How can I get the class that defined a method in Python?
For example
class A(object):
def meth(self):
return **get_current_class()**
class B(A):
def meth(self):
do_something
return super(B,self).meth()
>>> b=B()
>>> b.meth() ##that return the class A
Since b.__class__ is always the actual class of b(that is B),and what I want is the class which actual defined the method(that should be A),so self.__class__ is useless.
To return the class that defined the method, the simplest way would be to just do it directly:
class A(object):
def meth(self):
return A
If meth is defined outside the class -- and presumably attached to more than one class -- it may not be feasible to hardcode the class in the body of meth. In that case, perhaps the easiest (only?) way for meth to know the class on which it is defined is to store that information in meth (as an attribute) at the time it is attached to the class.

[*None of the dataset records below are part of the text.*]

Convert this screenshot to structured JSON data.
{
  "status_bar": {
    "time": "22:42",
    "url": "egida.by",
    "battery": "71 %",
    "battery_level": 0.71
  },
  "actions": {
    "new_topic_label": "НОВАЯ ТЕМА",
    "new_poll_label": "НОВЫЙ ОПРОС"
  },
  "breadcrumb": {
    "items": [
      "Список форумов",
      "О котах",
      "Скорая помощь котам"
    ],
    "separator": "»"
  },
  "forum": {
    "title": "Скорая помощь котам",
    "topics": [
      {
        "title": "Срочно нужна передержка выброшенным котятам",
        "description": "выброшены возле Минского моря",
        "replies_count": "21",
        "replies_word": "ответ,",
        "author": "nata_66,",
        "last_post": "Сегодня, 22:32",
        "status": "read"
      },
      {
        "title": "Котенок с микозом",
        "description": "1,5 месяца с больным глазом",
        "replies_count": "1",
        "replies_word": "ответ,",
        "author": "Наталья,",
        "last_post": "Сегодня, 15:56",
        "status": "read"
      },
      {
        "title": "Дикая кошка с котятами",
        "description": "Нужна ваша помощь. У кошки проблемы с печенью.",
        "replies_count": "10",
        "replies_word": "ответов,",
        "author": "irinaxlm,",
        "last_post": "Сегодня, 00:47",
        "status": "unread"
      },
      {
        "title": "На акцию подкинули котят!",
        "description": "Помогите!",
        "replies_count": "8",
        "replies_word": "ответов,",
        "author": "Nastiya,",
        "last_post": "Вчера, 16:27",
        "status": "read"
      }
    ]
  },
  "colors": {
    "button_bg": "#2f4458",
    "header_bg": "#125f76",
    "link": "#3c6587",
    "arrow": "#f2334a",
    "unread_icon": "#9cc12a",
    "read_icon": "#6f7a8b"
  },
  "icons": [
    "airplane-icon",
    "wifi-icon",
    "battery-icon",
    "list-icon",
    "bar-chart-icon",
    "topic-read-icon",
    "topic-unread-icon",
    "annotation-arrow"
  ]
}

Instead of attaching the function meth to the class A with
A.meth = meth
I propose using a function setmeth which performs both A.meth = meth and meth.thisclass = A:
def setmeth(cls, name, meth):
setattr(cls, name, meth)
setattr(meth, 'thisclass', cls)
def meth(self):
print(meth.thisclass)
class A(object): pass
setmeth(A, 'meth', meth)
class B(A):
def meth(self):
return super(B, self).meth()
b=B()
b.meth() ##that return the class A
prints
<class '__main__.A'>
This is a bit of an odd thing to want to do, and you can't do it without getting extremely hacky. One possible solution is to realize that a method is a member of __dict__ on the class that defines it, so you can ascend the MRO to find the first one that has the method name in that dict:
def get_class_for_method(self, method_name):
for cls in self.__class__.mro():
if method_name in cls.__dict__:
return cls